As we linger before the cross, certain other dimensions of Jesus’ struggle come to the fore. Obviously there must have been a bit of confusion in his mind. He had internalized the sacred texts. And certainly, he was aware of the words of the prophet Jeremiah (29, 11-13): “I know the plans I have in mind for you, plans for your welfare and not misfortune, plans that will grant you a future full of hope.” As he was hanging on the cross, Christ must have wondered how such a verse would apply to himself. Where was his future full of hope? The intensity of his pain would have blotted out all future considerations.

Again, there must have been feelings of disappointment and loneliness. He had called his disciples “friends.” He had praised them as those who stood by him in his struggles. But in these hours on Calvary, they had deserted him. Only Mary, John and a band of women were present to offer him comfort and support. Was this really to be the culmination of his ministry?

Moreover, the depths of his loneliness could be heard in his cry: “My God, why have you forsaken me?” How could this be, since he maintained that he and his Father were one?

Perhaps the intensity of his pain at that moment could have blotted out any feelings beyond himself. If human experience is any yardstick, this would not be unusual. Pain, physical and psychological, can have such an effect.

On a more poetic yet realistic level, I sometimes am led to believe that the Father, looking at the agony of his Son--an agony which would not be appreciated by so many--was forced to cry and for a brief moment turn his face away from the tragedy of Calvary. Perhaps in that instant, Jesus sensed his Father’s painful absence.

The prophet Isaiah had foretold the feelings of the servant: “I thought I had toiled in vain.” I am sure that during these lonely moments on the cross, Jesus felt frustration and disappointment. He must have wondered about all he cured. Where were they? He must have thought about the disciples who had walked with him since the baptism by John. Where were they? He must have thought about the thousands who were fed by his word and by his multiplication of the loaves and fishes. He had provided them with redemptive nourishment. Where were they?

Sometimes, disappointment in others who should care is one of the hardest things to bear.

Yet despite all of this, I see in Christ’s eyes and hear in his voice a hymn of hope: “Into your hands, I commend my sprit.” And I do not believe that we can leave Calvary without concentrating upon the hope which is to be found in these words of the Lord Jesus.

As an heir of Israelite spirituality, Jesus found his hope not so much in looking forward but in memory. The people of God in the Old Testament found their “good news” in looking back to the truth that God, despite appearances, was faithful. Thus they focused upon the Exodus and decoded the truth that God was truly present with them in their darkest hours and how he eventually led them to the Promised Land. In the days of the Babylonian captivity, they found strength in this truth that God never deserted his people and how his guiding hand would lead them beyond their present difficulties.

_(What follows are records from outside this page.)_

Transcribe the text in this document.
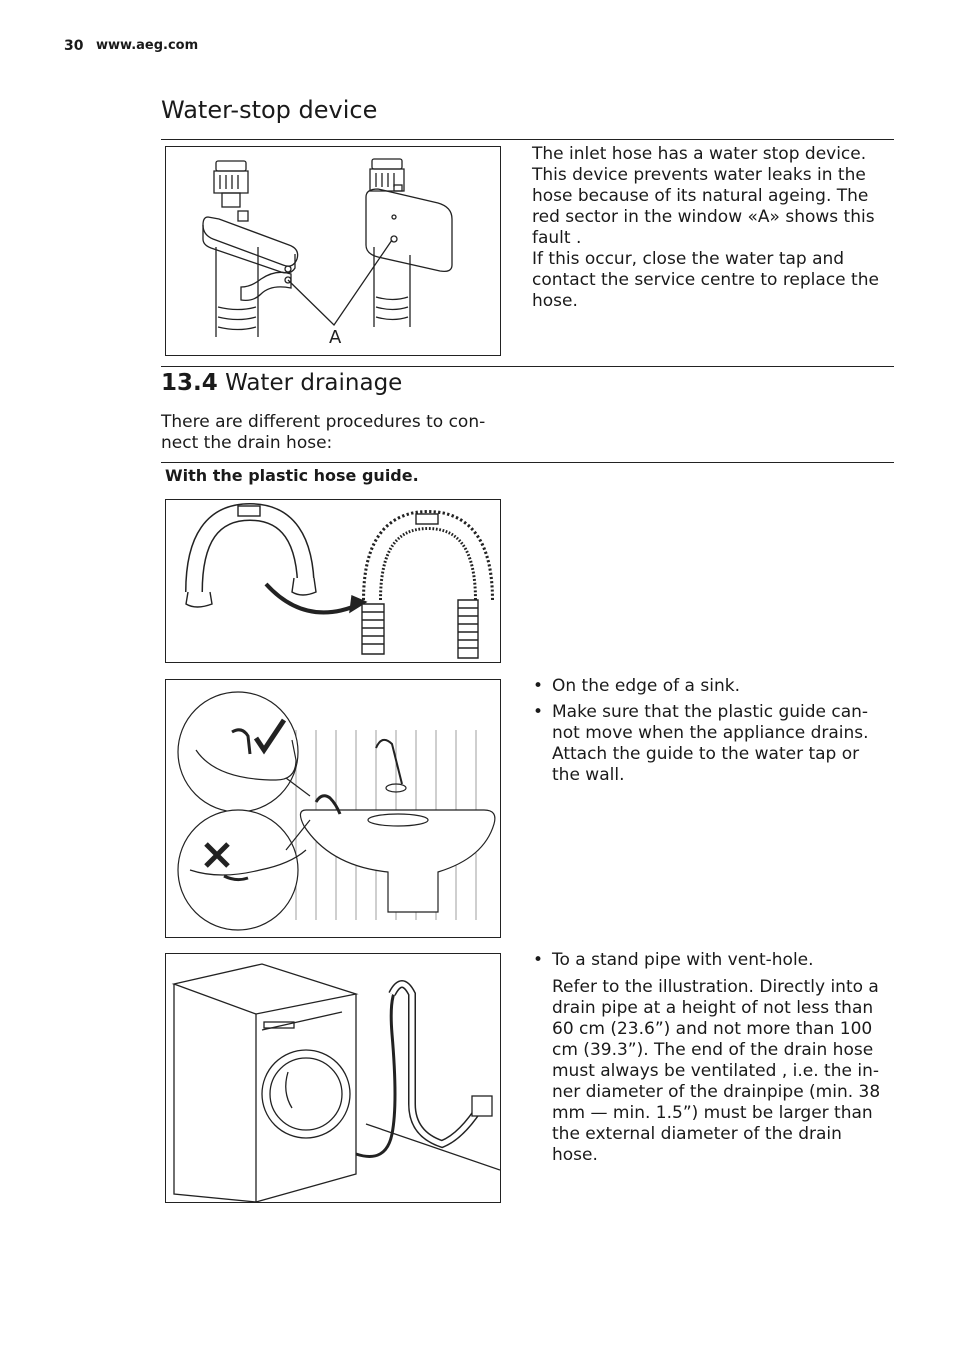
30 www.aeg.com
Water-stop device
A
The inlet hose has a water stop device. This device prevents water leaks in the hose because of its natural ageing. The red sector in the window «A» shows this fault .
If this occur, close the water tap and contact the service centre to replace the hose.
13.4 Water drainage
There are different procedures to con- nect the drain hose:
With the plastic hose guide.
• On the edge of a sink.
• Make sure that the plastic guide can- not move when the appliance drains. Attach the guide to the water tap or the wall.
• To a stand pipe with vent-hole.
Refer to the illustration. Directly into a drain pipe at a height of not less than 60 cm (23.6”) and not more than 100 cm (39.3”). The end of the drain hose must always be ventilated , i.e. the in- ner diameter of the drainpipe (min. 38 mm — min. 1.5”) must be larger than the external diameter of the drain hose.
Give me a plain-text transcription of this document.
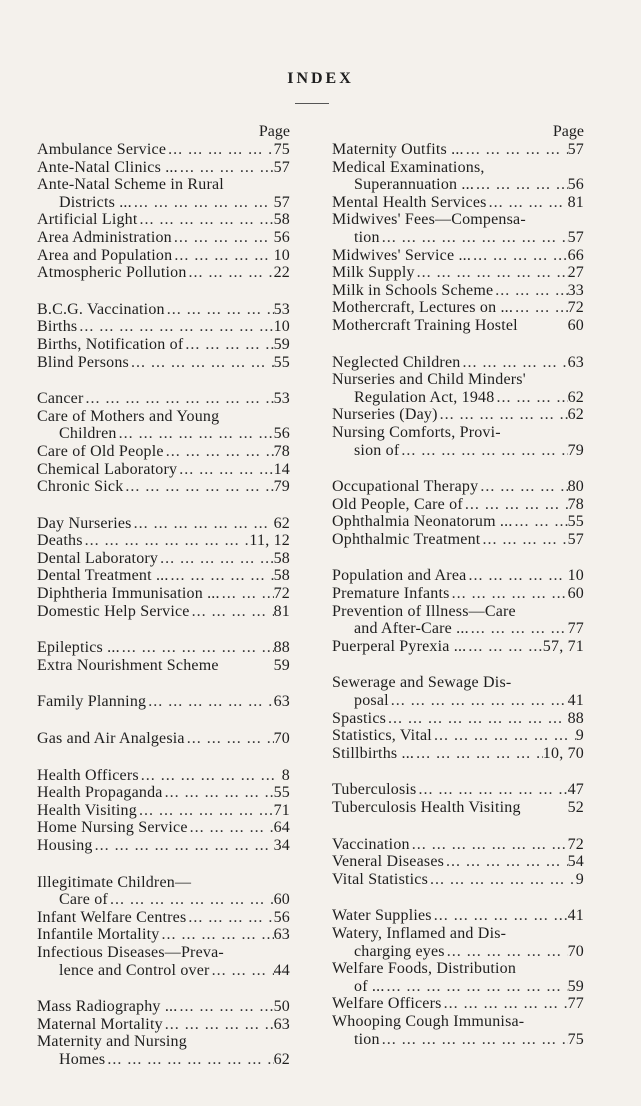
INDEX
Page
Ambulance Service ... .	75
Ante-Natal Clinics ... ... .	57
Ante-Natal Scheme in Rural
Districts ... ... .	57
Artificial Light ... .	58
Area Administration ... .	56
Area and Population ... .	10
Atmospheric Pollution ... .	22
B.C.G. Vaccination ... .	53
Births ... .	10
Births, Notification of ... .	59
Blind Persons ... .	55
Cancer ... .	53
Care of Mothers and Young
Children ... .	56
Care of Old People ... .	78
Chemical Laboratory ... .	14
Chronic Sick ... .	79
Day Nurseries ... .	62
Deaths ... .	11, 12
Dental Laboratory ... .	58
Dental Treatment ... ... .	58
Diphtheria Immunisation ... ... .	72
Domestic Help Service ... .	81
Epileptics ... ... .	88
Extra Nourishment Scheme	59
Family Planning ... .	63
Gas and Air Analgesia ... .	70
Health Officers ... .	8
Health Propaganda ... .	55
Health Visiting ... .	71
Home Nursing Service ... .	64
Housing ... .	34
Illegitimate Children—
Care of ... .	60
Infant Welfare Centres ... .	56
Infantile Mortality ... .	63
Infectious Diseases—Preva-
lence and Control over ... .	44
Mass Radiography ... ... .	50
Maternal Mortality ... .	63
Maternity and Nursing
Homes ... .	62
Page
Maternity Outfits ... ... .	57
Medical Examinations,
Superannuation ... ... .	56
Mental Health Services ... .	81
Midwives' Fees—Compensa-
tion ... .	57
Midwives' Service ... ... .	66
Milk Supply ... .	27
Milk in Schools Scheme ... .	33
Mothercraft, Lectures on ... ... .	72
Mothercraft Training Hostel	60
Neglected Children ... .	63
Nurseries and Child Minders'
Regulation Act, 1948 ... .	62
Nurseries (Day) ... .	62
Nursing Comforts, Provi-
sion of ... .	79
Occupational Therapy ... .	80
Old People, Care of ... .	78
Ophthalmia Neonatorum ... ... .	55
Ophthalmic Treatment ... .	57
Population and Area ... .	10
Premature Infants ... .	60
Prevention of Illness—Care
and After-Care ... ... .	77
Puerperal Pyrexia ... ... .	57, 71
Sewerage and Sewage Dis-
posal ... .	41
Spastics ... .	88
Statistics, Vital ... .	9
Stillbirths ... ... .	10, 70
Tuberculosis ... .	47
Tuberculosis Health Visiting	52
Vaccination ... .	72
Veneral Diseases ... .	54
Vital Statistics ... .	9
Water Supplies ... .	41
Watery, Inflamed and Dis-
charging eyes ... .	70
Welfare Foods, Distribution
of ... ... .	59
Welfare Officers ... .	77
Whooping Cough Immunisa-
tion ... .	75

God’s faithfulness is one of the foundational areas of hope. And most of us should take time for a personal pilgrimage to the past where we can discern signs of God’s faithfulness--and his loving forgiveness.

His Holiness Pope Benedict XVI has issued a new encyclical on hope. There is no way to summarize his many insights. But one of his observations struck me. He offers us the example of St. Josephine Bakhita of Darfur in the Sudan who was enslaved but later discovered a new master in Christ and so was given the gift of hope. “I am definitively loved and whatever happens to me, I am awaited by this love. And so my life is good.”

“I am awaited by this love.” For ourselves, we can look forward to this truth.

Msgr. McDonnell is a senior priest of the archdiocese and is in residence at St. Mary Parish, Dedham.